Note: You can verify the values of x and y that you have got above by substituting these values of x and y in any one of the given equations.
The value of x and y that we have got above is:
$\begin{align}
  & x=a+b; \\
 & y=-\dfrac{2ab}{a+b} \\
\end{align}$
We are going to substitute these above values in eq. (1).
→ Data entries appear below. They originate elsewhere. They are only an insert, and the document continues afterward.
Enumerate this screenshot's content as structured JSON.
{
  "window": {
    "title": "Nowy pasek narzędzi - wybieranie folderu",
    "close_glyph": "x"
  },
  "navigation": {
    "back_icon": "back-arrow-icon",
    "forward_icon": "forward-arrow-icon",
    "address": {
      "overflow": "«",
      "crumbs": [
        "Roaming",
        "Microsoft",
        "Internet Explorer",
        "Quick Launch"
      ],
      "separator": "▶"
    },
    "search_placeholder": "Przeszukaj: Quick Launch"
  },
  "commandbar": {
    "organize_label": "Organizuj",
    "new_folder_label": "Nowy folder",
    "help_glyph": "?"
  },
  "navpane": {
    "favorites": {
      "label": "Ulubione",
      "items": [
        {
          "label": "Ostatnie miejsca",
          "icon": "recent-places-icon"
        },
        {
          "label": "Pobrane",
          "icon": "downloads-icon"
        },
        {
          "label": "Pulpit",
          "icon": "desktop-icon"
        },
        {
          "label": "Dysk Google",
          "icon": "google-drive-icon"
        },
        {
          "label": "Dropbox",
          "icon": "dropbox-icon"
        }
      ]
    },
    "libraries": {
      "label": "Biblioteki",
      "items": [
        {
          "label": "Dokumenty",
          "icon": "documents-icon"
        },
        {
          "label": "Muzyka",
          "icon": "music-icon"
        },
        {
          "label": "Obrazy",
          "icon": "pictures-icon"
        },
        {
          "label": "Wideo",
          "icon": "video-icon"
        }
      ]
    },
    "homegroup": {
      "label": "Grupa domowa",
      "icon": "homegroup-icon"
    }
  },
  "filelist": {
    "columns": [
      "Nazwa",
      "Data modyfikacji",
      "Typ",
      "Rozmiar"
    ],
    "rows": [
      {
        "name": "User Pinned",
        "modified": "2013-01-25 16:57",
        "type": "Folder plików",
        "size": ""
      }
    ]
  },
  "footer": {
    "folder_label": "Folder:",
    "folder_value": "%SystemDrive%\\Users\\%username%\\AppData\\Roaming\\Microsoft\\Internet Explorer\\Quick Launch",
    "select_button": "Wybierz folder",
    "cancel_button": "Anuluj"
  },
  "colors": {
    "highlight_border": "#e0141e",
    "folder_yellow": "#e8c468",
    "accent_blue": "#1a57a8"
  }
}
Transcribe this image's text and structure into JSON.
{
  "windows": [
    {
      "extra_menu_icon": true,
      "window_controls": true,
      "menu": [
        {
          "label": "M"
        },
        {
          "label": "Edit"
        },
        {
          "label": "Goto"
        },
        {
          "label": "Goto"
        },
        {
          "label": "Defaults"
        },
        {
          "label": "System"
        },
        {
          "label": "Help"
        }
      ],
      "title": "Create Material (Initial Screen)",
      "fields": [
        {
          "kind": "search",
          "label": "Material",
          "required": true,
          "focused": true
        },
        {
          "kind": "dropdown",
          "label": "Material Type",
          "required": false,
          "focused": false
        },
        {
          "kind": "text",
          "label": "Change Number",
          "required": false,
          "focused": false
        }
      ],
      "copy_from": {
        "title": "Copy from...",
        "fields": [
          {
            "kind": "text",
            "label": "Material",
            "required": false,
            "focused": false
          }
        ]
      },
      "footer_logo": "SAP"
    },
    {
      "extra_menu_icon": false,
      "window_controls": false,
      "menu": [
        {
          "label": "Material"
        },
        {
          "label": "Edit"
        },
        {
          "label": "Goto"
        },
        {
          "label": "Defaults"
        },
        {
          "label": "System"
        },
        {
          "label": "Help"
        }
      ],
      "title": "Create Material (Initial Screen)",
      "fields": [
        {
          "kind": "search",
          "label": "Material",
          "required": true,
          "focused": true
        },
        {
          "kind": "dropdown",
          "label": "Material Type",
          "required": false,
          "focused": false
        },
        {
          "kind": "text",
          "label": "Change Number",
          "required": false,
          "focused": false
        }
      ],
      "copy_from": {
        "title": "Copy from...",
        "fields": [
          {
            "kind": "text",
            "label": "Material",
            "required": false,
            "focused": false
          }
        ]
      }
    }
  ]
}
$\left( a+b \right)x+\left( a+b \right)y={{a}^{2}}+{{b}^{2}}$
Solving the L.H.S of the above equation we get,
$\begin{align}
  & \left( a+b \right)x+\left( a+b \right)y={{a}^{2}}+{{b}^{2}} \\
 & \Rightarrow \left( a+b \right)\left( a+b \right)+\left( a+b \right)\left( -\dfrac{2ab}{a+b} \right)={{a}^{2}}+{{b}^{2}} \\
\end{align}$
$\begin{align}
  & \Rightarrow {{a}^{2}}+{{b}^{2}}+2ab-2ab={{a}^{2}}+{{b}^{2}} \\
 & \Rightarrow {{a}^{2}}+{{b}^{2}}={{a}^{2}}+{{b}^{2}} \\
\end{align}$
From the above equation, we can see that the L.H.S = R.H.S which proves that the values of x and y is satisfying the linear pair of equations.